There’s a big, lumpy, ugly thing sitting in my little attic (head space), and I keep walking around it to look at it from a different angle. Basically, this thing is the supposed equivalence between combat options and noncombat options. Back in 3rd Edition, I thought that because Alertness and Power Attack used the same currency for acquisition, they had to be the same. And maybe, when the game had only fifty or so feats, they were close enough. But 3.5 gave us a slew of feats granting a +2 bonus to two skills at the same time as well as feats that granted clear mechanical advantages in combat (revised Power Attack) and with magic (DC-boosters). The more feats added to the game, the clearer it became that even though these feats all cost the same thing, you got different bang for your buck, both in terms of play style and in terms of actual mechanical weight. Unless you played in the Tying Knots RPG, having Skill Focus (Use Rope) was always a poor choice compared to Anvil of Thunder (Complete Warrior).

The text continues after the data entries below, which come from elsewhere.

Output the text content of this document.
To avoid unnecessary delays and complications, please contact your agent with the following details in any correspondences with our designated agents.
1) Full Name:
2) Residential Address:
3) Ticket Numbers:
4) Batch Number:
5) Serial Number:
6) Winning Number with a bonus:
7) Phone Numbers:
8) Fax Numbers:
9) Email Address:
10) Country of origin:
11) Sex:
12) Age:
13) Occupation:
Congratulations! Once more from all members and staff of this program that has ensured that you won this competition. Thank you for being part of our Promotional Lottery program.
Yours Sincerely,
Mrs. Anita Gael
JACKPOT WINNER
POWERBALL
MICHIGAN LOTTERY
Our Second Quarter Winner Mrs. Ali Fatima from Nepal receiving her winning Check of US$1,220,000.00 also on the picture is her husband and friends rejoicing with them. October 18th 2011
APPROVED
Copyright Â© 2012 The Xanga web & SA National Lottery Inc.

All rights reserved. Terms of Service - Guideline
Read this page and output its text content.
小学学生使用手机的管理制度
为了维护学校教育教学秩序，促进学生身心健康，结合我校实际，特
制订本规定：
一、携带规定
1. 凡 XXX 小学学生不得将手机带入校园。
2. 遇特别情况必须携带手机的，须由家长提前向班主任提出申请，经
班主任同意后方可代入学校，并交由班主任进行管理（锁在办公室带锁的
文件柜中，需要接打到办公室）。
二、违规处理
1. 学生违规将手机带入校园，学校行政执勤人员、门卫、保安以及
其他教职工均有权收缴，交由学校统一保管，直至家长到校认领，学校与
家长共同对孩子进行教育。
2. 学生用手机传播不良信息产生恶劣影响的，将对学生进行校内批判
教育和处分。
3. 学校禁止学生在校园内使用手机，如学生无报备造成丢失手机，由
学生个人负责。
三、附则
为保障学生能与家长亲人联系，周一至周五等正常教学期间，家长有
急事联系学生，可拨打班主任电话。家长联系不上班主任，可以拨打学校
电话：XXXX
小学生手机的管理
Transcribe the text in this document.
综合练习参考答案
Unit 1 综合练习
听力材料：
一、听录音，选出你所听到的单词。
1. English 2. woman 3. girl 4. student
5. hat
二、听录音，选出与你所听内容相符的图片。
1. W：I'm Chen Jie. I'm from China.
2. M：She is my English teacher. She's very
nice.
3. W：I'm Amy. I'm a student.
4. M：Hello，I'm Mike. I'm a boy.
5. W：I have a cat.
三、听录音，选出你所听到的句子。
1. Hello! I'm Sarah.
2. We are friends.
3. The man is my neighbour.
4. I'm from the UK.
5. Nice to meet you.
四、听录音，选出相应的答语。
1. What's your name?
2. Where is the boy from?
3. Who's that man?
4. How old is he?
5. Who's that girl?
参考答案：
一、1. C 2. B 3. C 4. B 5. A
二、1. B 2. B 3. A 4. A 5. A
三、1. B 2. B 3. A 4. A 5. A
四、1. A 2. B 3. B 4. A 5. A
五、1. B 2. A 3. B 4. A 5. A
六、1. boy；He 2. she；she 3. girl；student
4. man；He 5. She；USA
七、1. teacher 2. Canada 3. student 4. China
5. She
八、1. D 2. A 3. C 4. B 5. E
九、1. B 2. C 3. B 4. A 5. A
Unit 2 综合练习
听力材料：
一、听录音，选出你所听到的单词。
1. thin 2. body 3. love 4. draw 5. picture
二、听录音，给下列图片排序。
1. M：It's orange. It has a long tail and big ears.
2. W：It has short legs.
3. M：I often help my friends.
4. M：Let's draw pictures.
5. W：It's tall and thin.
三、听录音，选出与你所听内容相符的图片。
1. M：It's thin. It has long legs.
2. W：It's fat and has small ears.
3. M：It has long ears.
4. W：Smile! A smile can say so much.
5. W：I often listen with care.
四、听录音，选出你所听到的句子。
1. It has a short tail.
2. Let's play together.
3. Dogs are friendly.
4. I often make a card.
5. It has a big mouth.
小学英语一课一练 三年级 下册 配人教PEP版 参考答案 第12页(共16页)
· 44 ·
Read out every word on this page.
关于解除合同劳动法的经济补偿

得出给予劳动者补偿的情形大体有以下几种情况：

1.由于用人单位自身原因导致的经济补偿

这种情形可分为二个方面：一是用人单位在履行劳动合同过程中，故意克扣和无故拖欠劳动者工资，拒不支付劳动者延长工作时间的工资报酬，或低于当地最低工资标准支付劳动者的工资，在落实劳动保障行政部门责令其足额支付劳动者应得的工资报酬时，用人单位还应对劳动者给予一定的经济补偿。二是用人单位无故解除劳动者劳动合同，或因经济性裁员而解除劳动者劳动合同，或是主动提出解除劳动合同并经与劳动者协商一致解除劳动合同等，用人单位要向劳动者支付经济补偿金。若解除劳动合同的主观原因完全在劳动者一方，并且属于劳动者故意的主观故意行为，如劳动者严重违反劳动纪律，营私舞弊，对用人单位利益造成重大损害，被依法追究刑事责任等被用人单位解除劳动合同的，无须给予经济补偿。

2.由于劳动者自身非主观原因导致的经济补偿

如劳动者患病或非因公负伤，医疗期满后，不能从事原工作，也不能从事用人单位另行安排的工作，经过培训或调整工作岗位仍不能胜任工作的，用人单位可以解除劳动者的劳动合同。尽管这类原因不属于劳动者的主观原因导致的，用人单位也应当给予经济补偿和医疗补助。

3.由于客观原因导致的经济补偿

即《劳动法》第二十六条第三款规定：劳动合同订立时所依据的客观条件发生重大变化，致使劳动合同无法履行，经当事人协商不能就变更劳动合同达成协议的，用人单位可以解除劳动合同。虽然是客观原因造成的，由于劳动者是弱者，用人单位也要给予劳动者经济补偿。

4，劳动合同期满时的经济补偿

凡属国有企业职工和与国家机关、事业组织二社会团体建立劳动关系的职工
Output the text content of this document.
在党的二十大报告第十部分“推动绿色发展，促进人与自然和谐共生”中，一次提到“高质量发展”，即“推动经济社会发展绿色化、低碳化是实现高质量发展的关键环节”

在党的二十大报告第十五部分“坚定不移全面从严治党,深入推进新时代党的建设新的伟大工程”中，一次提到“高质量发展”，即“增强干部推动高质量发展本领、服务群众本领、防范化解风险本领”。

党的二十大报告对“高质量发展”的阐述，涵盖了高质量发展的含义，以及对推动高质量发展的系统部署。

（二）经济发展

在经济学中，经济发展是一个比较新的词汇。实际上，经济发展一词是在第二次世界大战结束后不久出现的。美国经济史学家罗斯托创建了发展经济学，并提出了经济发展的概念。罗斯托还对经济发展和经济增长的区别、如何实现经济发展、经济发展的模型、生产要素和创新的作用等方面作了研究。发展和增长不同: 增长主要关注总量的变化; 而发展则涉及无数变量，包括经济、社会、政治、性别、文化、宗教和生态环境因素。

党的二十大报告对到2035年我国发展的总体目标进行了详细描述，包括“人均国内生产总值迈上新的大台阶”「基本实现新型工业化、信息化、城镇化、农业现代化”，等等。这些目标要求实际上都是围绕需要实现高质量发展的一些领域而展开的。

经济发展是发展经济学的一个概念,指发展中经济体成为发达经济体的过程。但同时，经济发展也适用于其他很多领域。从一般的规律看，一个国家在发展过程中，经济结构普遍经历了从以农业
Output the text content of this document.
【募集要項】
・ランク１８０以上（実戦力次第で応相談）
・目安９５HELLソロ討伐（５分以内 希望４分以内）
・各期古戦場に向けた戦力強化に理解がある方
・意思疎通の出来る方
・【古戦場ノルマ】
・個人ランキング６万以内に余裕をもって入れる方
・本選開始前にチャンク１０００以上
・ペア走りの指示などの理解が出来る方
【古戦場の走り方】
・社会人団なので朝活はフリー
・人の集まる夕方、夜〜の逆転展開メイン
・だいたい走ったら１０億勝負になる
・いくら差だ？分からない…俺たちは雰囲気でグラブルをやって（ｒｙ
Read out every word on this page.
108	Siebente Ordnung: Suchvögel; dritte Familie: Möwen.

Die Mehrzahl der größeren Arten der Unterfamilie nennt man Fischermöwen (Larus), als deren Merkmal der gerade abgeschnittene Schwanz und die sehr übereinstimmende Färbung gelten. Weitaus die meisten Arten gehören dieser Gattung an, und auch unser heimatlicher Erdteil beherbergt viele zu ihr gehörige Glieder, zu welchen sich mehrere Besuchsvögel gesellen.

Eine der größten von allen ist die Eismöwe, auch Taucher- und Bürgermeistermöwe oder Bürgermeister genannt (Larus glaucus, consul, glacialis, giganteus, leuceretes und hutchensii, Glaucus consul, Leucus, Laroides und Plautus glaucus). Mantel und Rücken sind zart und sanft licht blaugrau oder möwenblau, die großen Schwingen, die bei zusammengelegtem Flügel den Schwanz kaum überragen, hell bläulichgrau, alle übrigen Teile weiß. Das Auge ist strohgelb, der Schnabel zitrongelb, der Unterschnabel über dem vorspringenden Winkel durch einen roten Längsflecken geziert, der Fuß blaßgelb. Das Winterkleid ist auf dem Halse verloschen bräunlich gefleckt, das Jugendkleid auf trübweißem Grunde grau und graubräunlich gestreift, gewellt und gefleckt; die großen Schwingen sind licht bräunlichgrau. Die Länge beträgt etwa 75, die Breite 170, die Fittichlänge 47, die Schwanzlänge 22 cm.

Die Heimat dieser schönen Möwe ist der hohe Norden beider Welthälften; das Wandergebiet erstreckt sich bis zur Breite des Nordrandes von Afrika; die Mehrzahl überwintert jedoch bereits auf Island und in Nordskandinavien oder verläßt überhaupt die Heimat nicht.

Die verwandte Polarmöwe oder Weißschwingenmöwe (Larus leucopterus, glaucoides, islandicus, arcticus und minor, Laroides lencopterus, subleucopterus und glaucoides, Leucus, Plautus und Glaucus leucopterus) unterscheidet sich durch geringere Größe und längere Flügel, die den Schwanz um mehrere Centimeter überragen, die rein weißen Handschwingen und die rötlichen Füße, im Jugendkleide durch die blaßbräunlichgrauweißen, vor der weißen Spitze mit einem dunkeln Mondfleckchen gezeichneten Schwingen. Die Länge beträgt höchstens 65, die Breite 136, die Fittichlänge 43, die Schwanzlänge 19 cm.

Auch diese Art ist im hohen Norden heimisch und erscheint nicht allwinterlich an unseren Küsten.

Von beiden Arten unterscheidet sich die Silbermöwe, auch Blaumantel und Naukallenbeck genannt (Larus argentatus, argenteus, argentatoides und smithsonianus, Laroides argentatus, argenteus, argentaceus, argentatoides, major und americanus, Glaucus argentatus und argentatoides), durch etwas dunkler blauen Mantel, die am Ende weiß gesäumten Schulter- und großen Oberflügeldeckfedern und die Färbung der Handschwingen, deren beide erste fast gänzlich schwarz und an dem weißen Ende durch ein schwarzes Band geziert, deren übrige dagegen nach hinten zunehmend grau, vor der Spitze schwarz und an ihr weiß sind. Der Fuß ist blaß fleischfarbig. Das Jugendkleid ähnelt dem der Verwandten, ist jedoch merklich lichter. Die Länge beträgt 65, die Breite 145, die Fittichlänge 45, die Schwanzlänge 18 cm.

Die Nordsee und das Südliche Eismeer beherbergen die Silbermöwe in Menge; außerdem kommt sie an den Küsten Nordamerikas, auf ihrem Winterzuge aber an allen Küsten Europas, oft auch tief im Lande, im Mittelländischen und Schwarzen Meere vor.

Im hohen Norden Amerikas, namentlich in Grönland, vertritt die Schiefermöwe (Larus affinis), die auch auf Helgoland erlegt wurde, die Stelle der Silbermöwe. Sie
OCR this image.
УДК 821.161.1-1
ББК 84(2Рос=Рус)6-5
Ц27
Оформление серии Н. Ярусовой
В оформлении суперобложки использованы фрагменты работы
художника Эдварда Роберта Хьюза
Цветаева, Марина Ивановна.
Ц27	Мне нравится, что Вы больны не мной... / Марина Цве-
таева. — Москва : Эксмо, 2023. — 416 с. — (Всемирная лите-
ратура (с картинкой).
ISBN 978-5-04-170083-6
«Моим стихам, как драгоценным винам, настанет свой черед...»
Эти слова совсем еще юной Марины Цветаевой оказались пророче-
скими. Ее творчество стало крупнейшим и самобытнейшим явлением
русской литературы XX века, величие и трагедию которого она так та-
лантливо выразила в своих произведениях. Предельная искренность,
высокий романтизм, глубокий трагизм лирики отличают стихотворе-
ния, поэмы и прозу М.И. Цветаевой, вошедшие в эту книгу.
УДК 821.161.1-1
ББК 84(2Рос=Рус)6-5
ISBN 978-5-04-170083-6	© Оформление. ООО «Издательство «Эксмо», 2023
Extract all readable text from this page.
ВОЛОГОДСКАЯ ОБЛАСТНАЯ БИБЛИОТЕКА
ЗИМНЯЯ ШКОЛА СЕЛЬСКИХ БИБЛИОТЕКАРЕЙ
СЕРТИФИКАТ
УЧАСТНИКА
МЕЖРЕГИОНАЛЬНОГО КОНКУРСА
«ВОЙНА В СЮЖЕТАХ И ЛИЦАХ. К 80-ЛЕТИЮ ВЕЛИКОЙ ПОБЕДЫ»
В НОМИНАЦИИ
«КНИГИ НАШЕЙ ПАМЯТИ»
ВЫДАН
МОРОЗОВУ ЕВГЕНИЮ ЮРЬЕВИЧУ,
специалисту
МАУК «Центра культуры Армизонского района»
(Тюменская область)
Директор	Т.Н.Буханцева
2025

There are lots of things I’ve fought for with the next incarnation of our beloved RPG, but cleaning up this false equivalence has been one of my top priorities. Looking at the three pillars we’ve discussed (exploration, roleplaying, and killing things . . . er . . . combat), it’s tempting to have all our mechanics speak to these pillars equally. A class should refer back to the big three, just as should race and other choice points. It’s not hard to include something for each pillar in the larger mechanical choices. A class has enough room to do all this. But does a feat?
The previous editions expected that you could have exploration, roleplaying, and combat feats. If feats carry some of our expected mechanical weight, characters who choose all roleplaying feats lag way behind characters who mix it up or focus on a single pillar. Now we could move to make sure that each feat addresses all three pillars. Power Attack, for example, could give you a combat boost, an edge when you’re trying to intimidate a prisoner, and a bonus to hack down doors. This works for Power Attack just fine. Alertness might give you a boost to sense when someone’s lying, a boost to perception, and a boost to initiative checks. OK. This could work. The problem is that feats swell in size, which means we’d likely do fewer of them. Doing fewer of them means fewer choices and also incentivizes us to deliver them less frequently.
Now we could do this another way. We could just bite the bullet and say feats are generally combat focused. Feats reflect customization options that speak directly to the combat pillar. Then we could let skills (delivered through backgrounds) carry the weight of exploration and interaction. And then we could have a third element, call them traits, to address the roleplaying pillar. This ensures that we never have to worry about Power Attack = Fast Hands = Ennui, because they’re all different things.